Tabletop role-playing game adventure

Stealer of Souls is a 1985 role-playing game adventure for Stormbringer published by Chaosium.

==Plot summary==
Stealer of Souls is the first part of a two-part adventure in which the player characters help avenge the death of the father of a young woman named Freyda.

==Reception==
Phil Frances reviewed Stealer of Souls for White Dwarf #77, giving it an overall rating of 8 out of 10, and stated that "Stealer Of Souls is the first Stormbringer supplement that I respect (even reading it is enjoyable). Its freshness will revive the palate of many a jaded GM, and it will pose a healthy challenge to an experienced group of characters."

Michael R. Jarrell reviewed Stealer of Souls in Space Gamer/Fantasy Gamer No. 81. Jarrell commented that "The game just doesn't cut the mustard. If you are a SBophile you'll want it. if you are looking for quality versus cash outlay you may be seriously disappointed as I was."
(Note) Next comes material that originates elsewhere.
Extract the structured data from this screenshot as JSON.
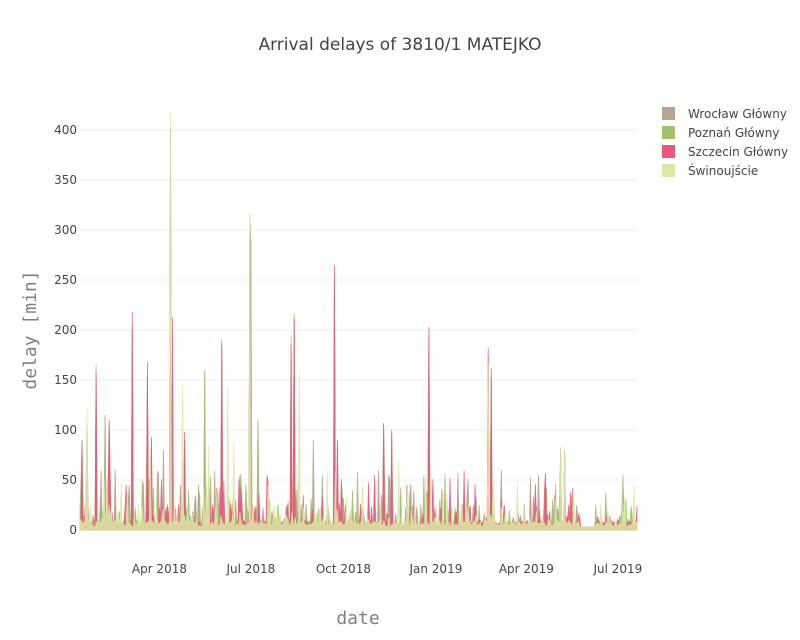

Scott A. Dollinger reviewed Stealer of Souls and Black Sword for Different Worlds magazine and stated that "Although the graphics, maps, and artwork are all first-rate, it would seem that Chaosium needs a better proofreader as several (too many) typos exist in both volumes. They do not impede play but they do detract from an otherwise excellent product. Both Stealer Of Souls and Black Sword are excellent values especially when one considers the number of playing sessions they offer. Keep up the good work Ken."